Despite the tune’s genius, in my mental landscape where blackness is passé, his quoting the Negro national anthem was a blatant violation of the zoning laws. By constructing a new black Berlin Wall in both my head and the city, he was asking me to improvise. Prodding me to tap out an unpremeditated beat on the drum pads, compress the bass line, and add some shama lama ding-dong to the groove. He was daring me to be “black.”

But blackness is and forever will be passé and I held my compositional ground, hit my presets, and leaned on my turntables, furiously scratching the coda. The audience roared and shouted for more. Hands so sweaty that my slippery fingers had trouble staying on the vinyl, I continued to scratch, lacing the beat with a dense, undulating buzz that I cribbed from a nest of agitated hornets I found during a late-night stroll along the Spree.

I shall not be moved

Like a tree that’s planted by the water

I shall not be moved

Forced to relent to my racial and turntable obstinacy, the Schwa deconstructed “Lift Every Voice and Sing” by laying out like a suicidal Acapulco cliff diver who could give a fuck about timing the tide. He paused, then took a deep breath and cannonballed into his own tune, unleashing a voluminous splashing salvo of triplets that shattered and scattered the song into a wave of quarter, half, whole notes that fluttered to the floor in wet, black, globular droplets.

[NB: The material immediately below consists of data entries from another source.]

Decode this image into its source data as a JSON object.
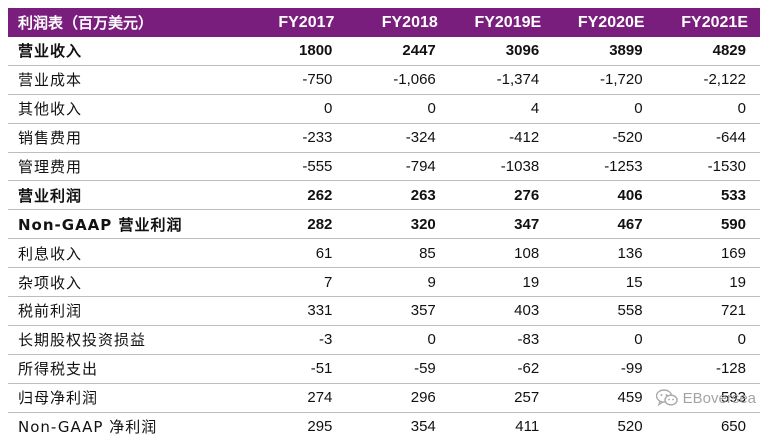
{
  "table": {
    "title": "利润表（百万美元）",
    "columns": [
      "FY2017",
      "FY2018",
      "FY2019E",
      "FY2020E",
      "FY2021E"
    ],
    "rows": [
      {
        "label": "营业收入",
        "bold": true,
        "values": [
          "1800",
          "2447",
          "3096",
          "3899",
          "4829"
        ]
      },
      {
        "label": "营业成本",
        "bold": false,
        "values": [
          "-750",
          "-1,066",
          "-1,374",
          "-1,720",
          "-2,122"
        ]
      },
      {
        "label": "其他收入",
        "bold": false,
        "values": [
          "0",
          "0",
          "4",
          "0",
          "0"
        ]
      },
      {
        "label": "销售费用",
        "bold": false,
        "values": [
          "-233",
          "-324",
          "-412",
          "-520",
          "-644"
        ]
      },
      {
        "label": "管理费用",
        "bold": false,
        "values": [
          "-555",
          "-794",
          "-1038",
          "-1253",
          "-1530"
        ]
      },
      {
        "label": "营业利润",
        "bold": true,
        "values": [
          "262",
          "263",
          "276",
          "406",
          "533"
        ]
      },
      {
        "label": "Non-GAAP 营业利润",
        "bold": true,
        "values": [
          "282",
          "320",
          "347",
          "467",
          "590"
        ]
      },
      {
        "label": "利息收入",
        "bold": false,
        "values": [
          "61",
          "85",
          "108",
          "136",
          "169"
        ]
      },
      {
        "label": "杂项收入",
        "bold": false,
        "values": [
          "7",
          "9",
          "19",
          "15",
          "19"
        ]
      },
      {
        "label": "税前利润",
        "bold": false,
        "values": [
          "331",
          "357",
          "403",
          "558",
          "721"
        ]
      },
      {
        "label": "长期股权投资损益",
        "bold": false,
        "values": [
          "-3",
          "0",
          "-83",
          "0",
          "0"
        ]
      },
      {
        "label": "所得税支出",
        "bold": false,
        "values": [
          "-51",
          "-59",
          "-62",
          "-99",
          "-128"
        ]
      },
      {
        "label": "归母净利润",
        "bold": false,
        "values": [
          "274",
          "296",
          "257",
          "459",
          "593"
        ]
      },
      {
        "label": "Non-GAAP 净利润",
        "bold": false,
        "values": [
          "295",
          "354",
          "411",
          "520",
          "650"
        ]
      }
    ]
  },
  "watermark": {
    "text": "EBoversea",
    "icon": "wechat-icon"
  },
  "colors": {
    "header_bg": "#7a1e7e",
    "header_text": "#ffffff",
    "row_divider": "#bdbdbd"
  }
}
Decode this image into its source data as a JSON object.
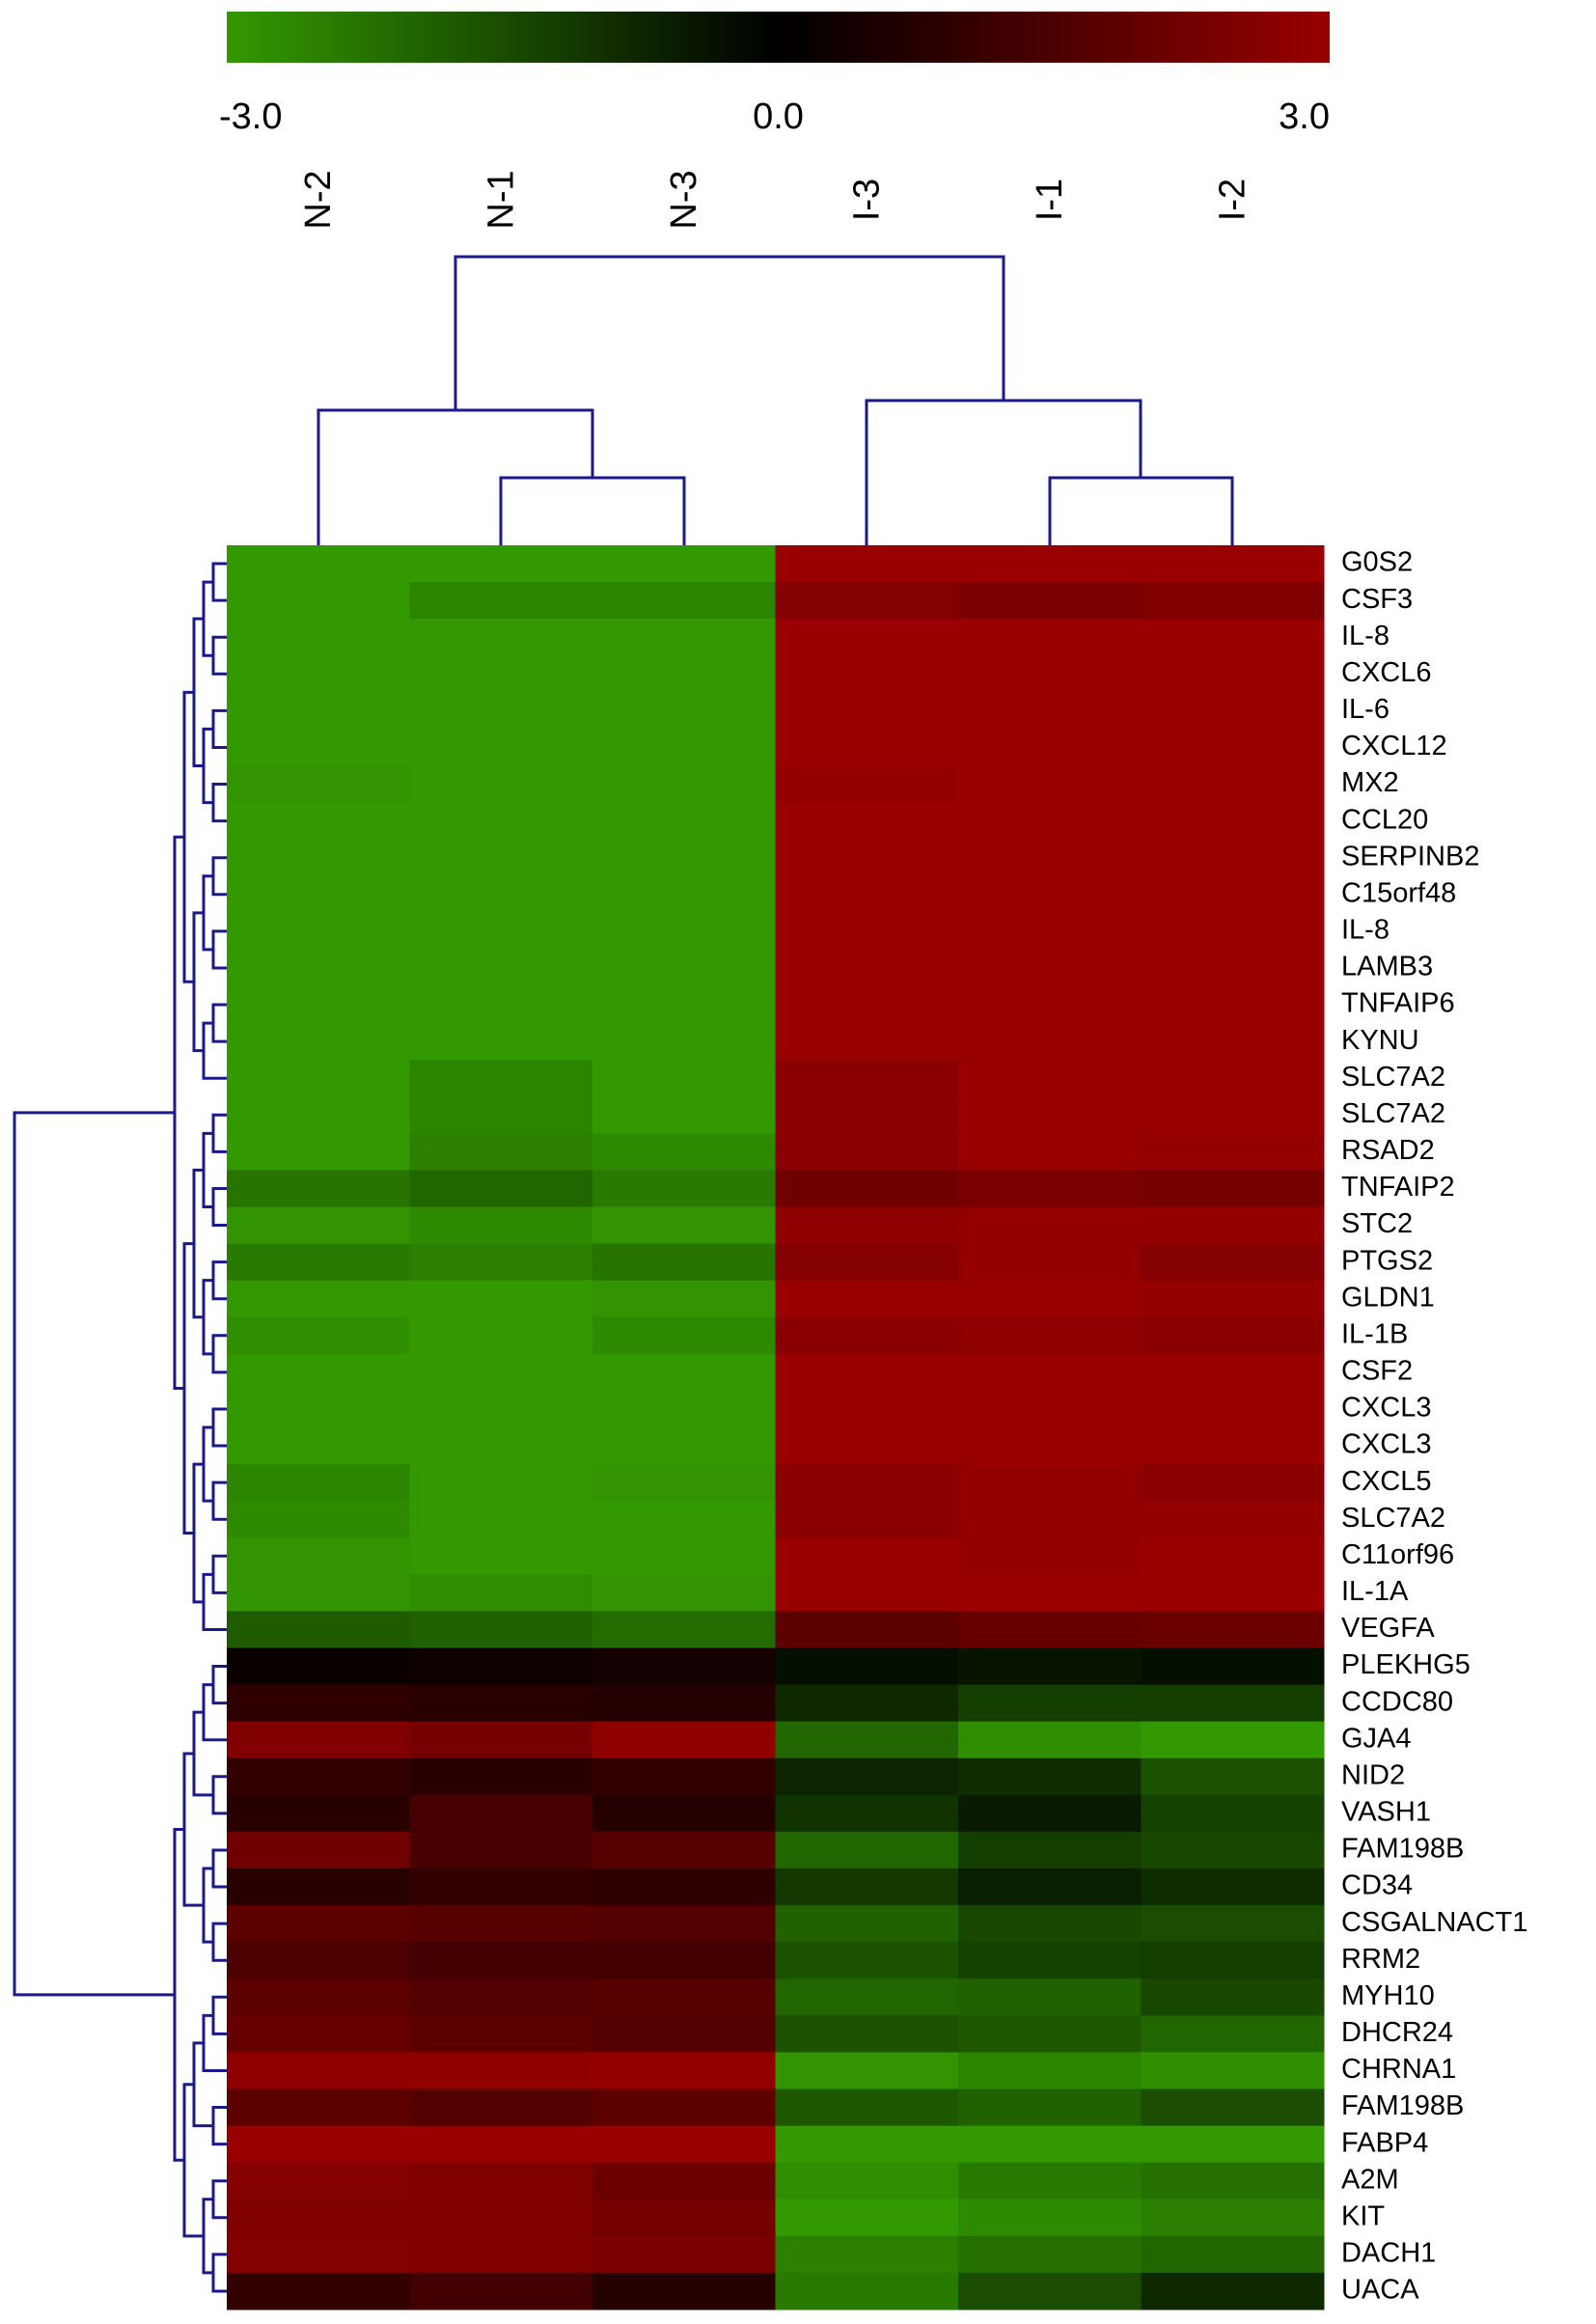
{
  "chart_data": {
    "type": "heatmap",
    "columns": [
      "N-2",
      "N-1",
      "N-3",
      "I-3",
      "I-1",
      "I-2"
    ],
    "rows": [
      "G0S2",
      "CSF3",
      "IL-8",
      "CXCL6",
      "IL-6",
      "CXCL12",
      "MX2",
      "CCL20",
      "SERPINB2",
      "C15orf48",
      "IL-8",
      "LAMB3",
      "TNFAIP6",
      "KYNU",
      "SLC7A2",
      "SLC7A2",
      "RSAD2",
      "TNFAIP2",
      "STC2",
      "PTGS2",
      "GLDN1",
      "IL-1B",
      "CSF2",
      "CXCL3",
      "CXCL3",
      "CXCL5",
      "SLC7A2",
      "C11orf96",
      "IL-1A",
      "VEGFA",
      "PLEKHG5",
      "CCDC80",
      "GJA4",
      "NID2",
      "VASH1",
      "FAM198B",
      "CD34",
      "CSGALNACT1",
      "RRM2",
      "MYH10",
      "DHCR24",
      "CHRNA1",
      "FAM198B",
      "FABP4",
      "A2M",
      "KIT",
      "DACH1",
      "UACA"
    ],
    "values": [
      [
        -3,
        -3,
        -3,
        3,
        3,
        3
      ],
      [
        -3,
        -2.6,
        -2.6,
        2.6,
        2.4,
        2.5
      ],
      [
        -3,
        -3,
        -3,
        3,
        3,
        3
      ],
      [
        -3,
        -3,
        -3,
        3,
        3,
        3
      ],
      [
        -3,
        -3,
        -3,
        3,
        3,
        3
      ],
      [
        -3,
        -3,
        -3,
        3,
        3,
        3
      ],
      [
        -2.9,
        -3,
        -3,
        2.9,
        3,
        3
      ],
      [
        -3,
        -3,
        -3,
        3,
        3,
        3
      ],
      [
        -3,
        -3,
        -3,
        3,
        3,
        3
      ],
      [
        -3,
        -3,
        -3,
        3,
        3,
        3
      ],
      [
        -3,
        -3,
        -3,
        3,
        3,
        3
      ],
      [
        -3,
        -3,
        -3,
        3,
        3,
        3
      ],
      [
        -3,
        -3,
        -3,
        3,
        3,
        3
      ],
      [
        -3,
        -3,
        -3,
        3,
        3,
        3
      ],
      [
        -3,
        -2.6,
        -3,
        2.7,
        3,
        3
      ],
      [
        -3,
        -2.6,
        -3,
        2.7,
        3,
        3
      ],
      [
        -3,
        -2.5,
        -2.7,
        2.7,
        3,
        2.9
      ],
      [
        -2.3,
        -2,
        -2.4,
        2.2,
        2.4,
        2.3
      ],
      [
        -2.9,
        -2.7,
        -2.9,
        2.8,
        2.9,
        2.9
      ],
      [
        -2.4,
        -2.5,
        -2.3,
        2.6,
        2.9,
        2.6
      ],
      [
        -3,
        -3,
        -2.9,
        3,
        3,
        2.9
      ],
      [
        -2.8,
        -3,
        -2.7,
        2.7,
        2.8,
        2.7
      ],
      [
        -3,
        -3,
        -3,
        3,
        3,
        3
      ],
      [
        -3,
        -3,
        -3,
        3,
        3,
        3
      ],
      [
        -3,
        -3,
        -3,
        3,
        3,
        3
      ],
      [
        -2.6,
        -3,
        -2.9,
        2.7,
        2.9,
        2.7
      ],
      [
        -2.7,
        -3,
        -3,
        2.7,
        2.9,
        2.9
      ],
      [
        -2.9,
        -3,
        -3,
        3,
        2.9,
        3
      ],
      [
        -2.9,
        -2.8,
        -2.9,
        3,
        3,
        3
      ],
      [
        -1.8,
        -1.9,
        -2.1,
        1.8,
        2,
        2.1
      ],
      [
        0.2,
        0.3,
        0.4,
        -0.3,
        -0.4,
        -0.3
      ],
      [
        0.9,
        0.8,
        0.7,
        -0.8,
        -1.2,
        -1.2
      ],
      [
        2.5,
        2.3,
        2.8,
        -2,
        -2.8,
        -3
      ],
      [
        1,
        0.8,
        1,
        -0.7,
        -0.9,
        -1.6
      ],
      [
        0.8,
        1.4,
        0.7,
        -1,
        -0.5,
        -1.3
      ],
      [
        2.2,
        1.4,
        1.7,
        -2,
        -1.2,
        -1.4
      ],
      [
        0.8,
        1,
        0.9,
        -1.1,
        -0.6,
        -0.9
      ],
      [
        1.8,
        1.7,
        1.6,
        -1.9,
        -1.4,
        -1.5
      ],
      [
        1.5,
        1.3,
        1.3,
        -1.6,
        -1.3,
        -1.2
      ],
      [
        1.8,
        1.6,
        1.7,
        -2,
        -1.9,
        -1.4
      ],
      [
        2,
        1.8,
        1.6,
        -1.6,
        -1.7,
        -2
      ],
      [
        2.8,
        2.8,
        2.9,
        -2.9,
        -2.6,
        -2.8
      ],
      [
        1.8,
        1.6,
        1.8,
        -1.7,
        -1.9,
        -1.5
      ],
      [
        3,
        3,
        3,
        -3,
        -3,
        -3
      ],
      [
        2.6,
        2.5,
        2.1,
        -2.8,
        -2.4,
        -2.2
      ],
      [
        2.5,
        2.5,
        2.3,
        -3,
        -2.7,
        -2.5
      ],
      [
        2.6,
        2.5,
        2.4,
        -2.5,
        -2.2,
        -2
      ],
      [
        1,
        1.3,
        0.7,
        -2.4,
        -1.5,
        -0.8
      ]
    ],
    "clim": [
      -3,
      3
    ],
    "colorbar_ticks": [
      {
        "value": -3,
        "label": "-3.0"
      },
      {
        "value": 0,
        "label": "0.0"
      },
      {
        "value": 3,
        "label": "3.0"
      }
    ],
    "colors": {
      "low": "#339900",
      "mid": "#000000",
      "high": "#990000"
    }
  }
}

My beat parfait complete, I leaned into the microphone, “Ladies and gentlemen, Charles Stone. Thanks for coming out, drive home safely, and remember, ‘All art is propaganda.’ ”

Each of us exhausted and covered in sweat, the Schwa and I met at center stage. Over those past two and a half minutes we’d spilled more inner secrets than Anna Freud and Deep Throat combined, but having been in Germany too long and deeply influenced by a country where one has two or three friends and everyone else in your life is an acquaintance, we didn’t know whether to hug, shake hands, or kiss.

From outside I could hear police sirens blare and kids, amped up on caffeine drinks and our extraordinarily powerful encore, jumping on cars and setting fires. It wasn’t a case of the devil’s music spurring the youth to act a fool. It’s not rock ’n’ roll or hip-hop that’s to blame: After all, Daniel Auber’s opera La Muette de Portici set off the Belgian Revolution, and long before the Paris rap riots, a wolf pack of rich old ladies went absolutely buck wild on the Champ-Élysées following the debut of Stravinsky’s Rite of Spring . It’s the touch of sound. Sound is touch and nothing touches you like good, really good, music. It’s like being masturbated by the hand of God. Having the siroccos cooing softly into your ear. It’s Mama’s lullaby gently stroking the neurons in your auditory cortex.

The cops were getting closer and Doris tried to hurry us outside before we would get arrested. The Schwa gripped me by the shoulders like a man trying to be fatherly and keep his distance at the same time. Our conversation was short and sweet.